UK Government to rush through Northern Ireland laws in bid to thwart gay marriage bid - report
The UK government is to attempt to force through emergency Northern Ireland laws in an attempt to block a bid to introduce same-sex marriage, it has been claimed.
The Northern Ireland Executive formation bill has been tabled for Thursday in the Commons. As well as dealing with spending it also pushes back the date the Secretary of State Karen Bradley must call an election in the absence of an Executive.
The New Statesman reports the government will attempt to pass the legislation in a day on Monday by introducing it as emergency legislation. This reduces the time the bill can be scrutinised and crucially thwarts any attempt to amend the bill.

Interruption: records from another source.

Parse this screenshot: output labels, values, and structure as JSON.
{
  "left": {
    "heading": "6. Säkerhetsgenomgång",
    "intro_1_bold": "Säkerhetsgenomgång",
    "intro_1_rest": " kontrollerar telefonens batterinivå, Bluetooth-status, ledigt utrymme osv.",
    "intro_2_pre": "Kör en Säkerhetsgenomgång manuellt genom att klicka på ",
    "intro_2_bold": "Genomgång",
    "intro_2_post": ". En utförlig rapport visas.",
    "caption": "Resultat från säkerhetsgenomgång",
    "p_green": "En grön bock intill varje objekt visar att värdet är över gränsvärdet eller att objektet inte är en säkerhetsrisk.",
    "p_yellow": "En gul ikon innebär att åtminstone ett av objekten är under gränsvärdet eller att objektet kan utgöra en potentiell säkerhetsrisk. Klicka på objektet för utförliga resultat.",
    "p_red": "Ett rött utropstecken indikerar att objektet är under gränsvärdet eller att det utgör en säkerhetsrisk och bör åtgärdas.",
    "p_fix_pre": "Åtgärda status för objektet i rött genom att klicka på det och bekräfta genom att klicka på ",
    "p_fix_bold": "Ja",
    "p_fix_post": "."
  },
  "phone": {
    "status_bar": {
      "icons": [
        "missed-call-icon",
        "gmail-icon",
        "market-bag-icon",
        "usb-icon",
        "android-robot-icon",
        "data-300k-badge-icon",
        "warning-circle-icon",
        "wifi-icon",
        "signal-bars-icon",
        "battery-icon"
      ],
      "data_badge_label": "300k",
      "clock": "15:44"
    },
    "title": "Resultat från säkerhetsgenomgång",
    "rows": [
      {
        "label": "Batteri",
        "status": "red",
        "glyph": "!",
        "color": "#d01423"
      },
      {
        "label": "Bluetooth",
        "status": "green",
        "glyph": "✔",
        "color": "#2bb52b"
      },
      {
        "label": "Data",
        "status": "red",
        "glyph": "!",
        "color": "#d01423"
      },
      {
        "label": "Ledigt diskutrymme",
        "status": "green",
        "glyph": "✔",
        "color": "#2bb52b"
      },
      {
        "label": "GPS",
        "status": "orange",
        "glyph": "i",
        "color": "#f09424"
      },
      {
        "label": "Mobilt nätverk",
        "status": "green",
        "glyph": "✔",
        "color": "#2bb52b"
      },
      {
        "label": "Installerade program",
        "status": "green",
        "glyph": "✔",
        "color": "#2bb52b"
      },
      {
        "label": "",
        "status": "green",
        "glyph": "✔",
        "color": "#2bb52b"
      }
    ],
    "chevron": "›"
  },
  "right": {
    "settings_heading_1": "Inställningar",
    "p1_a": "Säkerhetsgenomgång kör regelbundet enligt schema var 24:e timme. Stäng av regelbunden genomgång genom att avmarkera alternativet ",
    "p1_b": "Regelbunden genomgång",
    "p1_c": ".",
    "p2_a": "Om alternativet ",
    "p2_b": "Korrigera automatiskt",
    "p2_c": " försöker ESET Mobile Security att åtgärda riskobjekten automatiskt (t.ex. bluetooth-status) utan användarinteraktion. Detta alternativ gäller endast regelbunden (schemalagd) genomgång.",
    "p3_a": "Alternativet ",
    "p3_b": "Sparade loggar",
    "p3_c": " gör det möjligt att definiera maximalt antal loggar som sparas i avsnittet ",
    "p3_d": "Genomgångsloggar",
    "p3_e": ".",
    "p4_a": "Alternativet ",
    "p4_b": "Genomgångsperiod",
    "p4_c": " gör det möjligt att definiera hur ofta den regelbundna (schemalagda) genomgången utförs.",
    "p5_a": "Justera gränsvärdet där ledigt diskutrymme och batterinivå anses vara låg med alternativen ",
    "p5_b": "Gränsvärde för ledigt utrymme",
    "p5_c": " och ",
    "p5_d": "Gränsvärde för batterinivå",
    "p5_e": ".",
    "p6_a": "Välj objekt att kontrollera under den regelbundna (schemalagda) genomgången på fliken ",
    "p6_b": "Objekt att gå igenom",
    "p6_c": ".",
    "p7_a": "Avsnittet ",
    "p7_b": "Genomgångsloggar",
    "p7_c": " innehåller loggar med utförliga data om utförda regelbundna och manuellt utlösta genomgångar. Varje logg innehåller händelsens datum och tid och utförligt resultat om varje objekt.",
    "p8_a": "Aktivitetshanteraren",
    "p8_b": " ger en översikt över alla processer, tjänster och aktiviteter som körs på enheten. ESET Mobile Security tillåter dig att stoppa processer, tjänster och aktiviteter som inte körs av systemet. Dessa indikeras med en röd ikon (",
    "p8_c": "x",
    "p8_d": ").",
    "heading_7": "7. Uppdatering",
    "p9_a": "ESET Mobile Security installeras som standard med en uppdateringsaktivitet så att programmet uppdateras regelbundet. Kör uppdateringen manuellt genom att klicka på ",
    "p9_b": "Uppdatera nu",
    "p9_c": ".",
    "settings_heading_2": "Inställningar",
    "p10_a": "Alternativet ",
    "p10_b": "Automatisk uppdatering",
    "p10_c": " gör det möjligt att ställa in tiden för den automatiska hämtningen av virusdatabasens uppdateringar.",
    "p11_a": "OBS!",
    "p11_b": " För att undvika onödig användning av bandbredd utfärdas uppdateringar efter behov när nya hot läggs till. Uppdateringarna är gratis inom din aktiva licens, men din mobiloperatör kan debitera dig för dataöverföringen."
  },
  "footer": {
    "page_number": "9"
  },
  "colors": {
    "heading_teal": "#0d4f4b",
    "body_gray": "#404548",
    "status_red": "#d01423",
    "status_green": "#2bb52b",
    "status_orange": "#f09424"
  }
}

The New Statesman reports Labour sources saying the usual agreements for lodging emergency legislation were not secured.
Labour MP Conor McGinn is leading a cross-party group on bringing in marriage equality in Northern Ireland. He said the government had put itself on the "wrong side of history and against LGBT rights". He said MPs across the house would be outraged.
The practice of fast-tracking NI laws has been criticised as recently as just last week by the Northern Ireland Affairs Committee. It raised concerns bills could not be properly scrutinised before passing into law.
Earlier on Wednesday at Northern Ireland questions, Karen Bradley said that while same-sex marriage was a devolved issues and one for a local Assembly, she said she would like to see it extended to Northern Ireland. She repeated any vote on the matter would be a free vote allowing MPs to take part as they see fit without instruction from their party.